Dari beberapa pengertian gender di atas dapat ditarik kesimpulan bahwa gender sebenarnya suatu konsep kultural yang menyangkut peran laki-laki dan perempuan secara sosial dalam masyarakat yang sewaktu-waktu dapat berubah. Jadi, gender bukan merupakan perbedaan laki-laki dan perempuan karena jenis kelamin yang mereka miliki.
Perbedaan gender sebenarnya tidaklah menjadi masalah sepanjang tidak melahirkan ketidakadilan gender. Namun yang menjadi persoalan, ternyata perbedaan gender telah melahirkan berbagai ketidakadilan baik bagi kaum laki-laki maupun (terutama) bagi kaum perempuan.

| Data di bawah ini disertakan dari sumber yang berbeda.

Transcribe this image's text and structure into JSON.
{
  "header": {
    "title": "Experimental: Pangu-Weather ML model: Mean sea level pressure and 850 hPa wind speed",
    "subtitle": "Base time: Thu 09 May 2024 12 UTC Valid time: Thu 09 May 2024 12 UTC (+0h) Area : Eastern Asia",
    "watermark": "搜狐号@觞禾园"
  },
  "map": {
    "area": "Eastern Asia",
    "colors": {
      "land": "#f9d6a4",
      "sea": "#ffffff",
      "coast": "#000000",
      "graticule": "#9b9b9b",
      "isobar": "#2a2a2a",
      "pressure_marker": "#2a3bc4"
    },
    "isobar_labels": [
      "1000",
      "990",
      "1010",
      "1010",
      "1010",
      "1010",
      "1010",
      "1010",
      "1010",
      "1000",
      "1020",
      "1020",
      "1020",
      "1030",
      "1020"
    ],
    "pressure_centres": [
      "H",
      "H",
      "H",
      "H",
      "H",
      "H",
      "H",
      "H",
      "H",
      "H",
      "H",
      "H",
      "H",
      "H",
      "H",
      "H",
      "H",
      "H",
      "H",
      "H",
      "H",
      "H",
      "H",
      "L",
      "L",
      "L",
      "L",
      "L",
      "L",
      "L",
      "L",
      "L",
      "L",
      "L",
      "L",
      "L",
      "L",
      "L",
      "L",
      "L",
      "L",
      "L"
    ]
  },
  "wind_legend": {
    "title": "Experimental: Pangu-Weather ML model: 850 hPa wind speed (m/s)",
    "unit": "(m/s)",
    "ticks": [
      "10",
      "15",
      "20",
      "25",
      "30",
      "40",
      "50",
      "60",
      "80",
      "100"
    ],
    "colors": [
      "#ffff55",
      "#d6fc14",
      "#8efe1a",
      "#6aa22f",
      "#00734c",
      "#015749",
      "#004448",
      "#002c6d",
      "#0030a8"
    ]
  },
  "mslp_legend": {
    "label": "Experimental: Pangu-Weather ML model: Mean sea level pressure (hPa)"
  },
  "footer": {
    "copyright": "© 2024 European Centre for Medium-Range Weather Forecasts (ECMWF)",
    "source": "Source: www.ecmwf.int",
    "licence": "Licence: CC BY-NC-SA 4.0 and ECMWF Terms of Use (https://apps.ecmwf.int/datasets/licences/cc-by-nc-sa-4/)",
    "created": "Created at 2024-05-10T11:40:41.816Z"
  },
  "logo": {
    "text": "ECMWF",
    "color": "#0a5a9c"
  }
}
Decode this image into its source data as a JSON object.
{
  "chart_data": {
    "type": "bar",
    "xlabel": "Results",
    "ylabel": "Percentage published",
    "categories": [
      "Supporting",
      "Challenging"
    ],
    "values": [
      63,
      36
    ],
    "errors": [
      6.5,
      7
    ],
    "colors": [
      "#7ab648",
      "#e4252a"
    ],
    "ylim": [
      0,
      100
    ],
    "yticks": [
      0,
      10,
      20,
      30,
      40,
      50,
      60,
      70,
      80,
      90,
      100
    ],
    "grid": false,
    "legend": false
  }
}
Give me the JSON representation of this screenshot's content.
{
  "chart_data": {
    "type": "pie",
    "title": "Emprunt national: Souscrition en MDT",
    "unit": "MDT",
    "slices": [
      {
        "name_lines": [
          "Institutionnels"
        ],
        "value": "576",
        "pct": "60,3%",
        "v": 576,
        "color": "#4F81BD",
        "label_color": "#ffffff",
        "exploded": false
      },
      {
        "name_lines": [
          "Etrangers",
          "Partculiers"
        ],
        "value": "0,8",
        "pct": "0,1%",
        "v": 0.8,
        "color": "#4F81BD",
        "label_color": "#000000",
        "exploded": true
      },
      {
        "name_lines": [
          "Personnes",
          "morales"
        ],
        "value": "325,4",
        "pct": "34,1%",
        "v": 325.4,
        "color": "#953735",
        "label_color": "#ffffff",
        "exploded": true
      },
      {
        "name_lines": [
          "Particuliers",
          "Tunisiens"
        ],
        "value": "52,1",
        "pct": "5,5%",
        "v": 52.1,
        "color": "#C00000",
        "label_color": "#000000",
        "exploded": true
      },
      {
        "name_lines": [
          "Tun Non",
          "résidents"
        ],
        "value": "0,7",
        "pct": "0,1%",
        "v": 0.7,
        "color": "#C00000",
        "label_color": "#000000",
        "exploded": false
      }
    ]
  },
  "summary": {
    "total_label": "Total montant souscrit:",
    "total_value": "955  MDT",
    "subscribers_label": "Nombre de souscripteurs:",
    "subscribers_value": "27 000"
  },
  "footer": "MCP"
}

Gender bisa dinilai membatasi dan mendahului kehidupan individu, individu lahir ke dalamnya sebagaimana halnya individu lahir ke dalam keluarga dan gender bekerja pada suatu tingkatan di luar tujuan individu. Jadi dapat ditarik kesimpulan bahwa secara beragam tuntutan yang beragam dan menghendaki perempuan berangkat dari realita pertama bahwa “secara garis besar jumlah perempuan lebih besar dari jumlah laki-laki, kedua relasi laki-laki dan perempuan cenderung biasa karena menjadi perempuan sebagai makhluk kedua baik secara ekonomi, sosial, maupun teologis, kerja domestik perempuan belum mendapat penghargaan yang layak, termasuk dari suami” (Mujtaba, 2001: 3).
Masyarakat menentukkan norma-norma yang berbeda untuk perempuan dan laki-laki, anak-anak maupun dewasa, yang menentukkan hampir setiap aspek kehidupan mereka, dan masa depan mereka. Adapun aspek-aspek yang membedakan antara perempuan dan laki-laki antara lain, pakaian, peran, sifat dan tanggung jawab. Dari uraian di atas dapat diketahui bahwa bias gender muncul karena adanya konstruksi peran gender dalam masyarakat secara sosial dan budaya.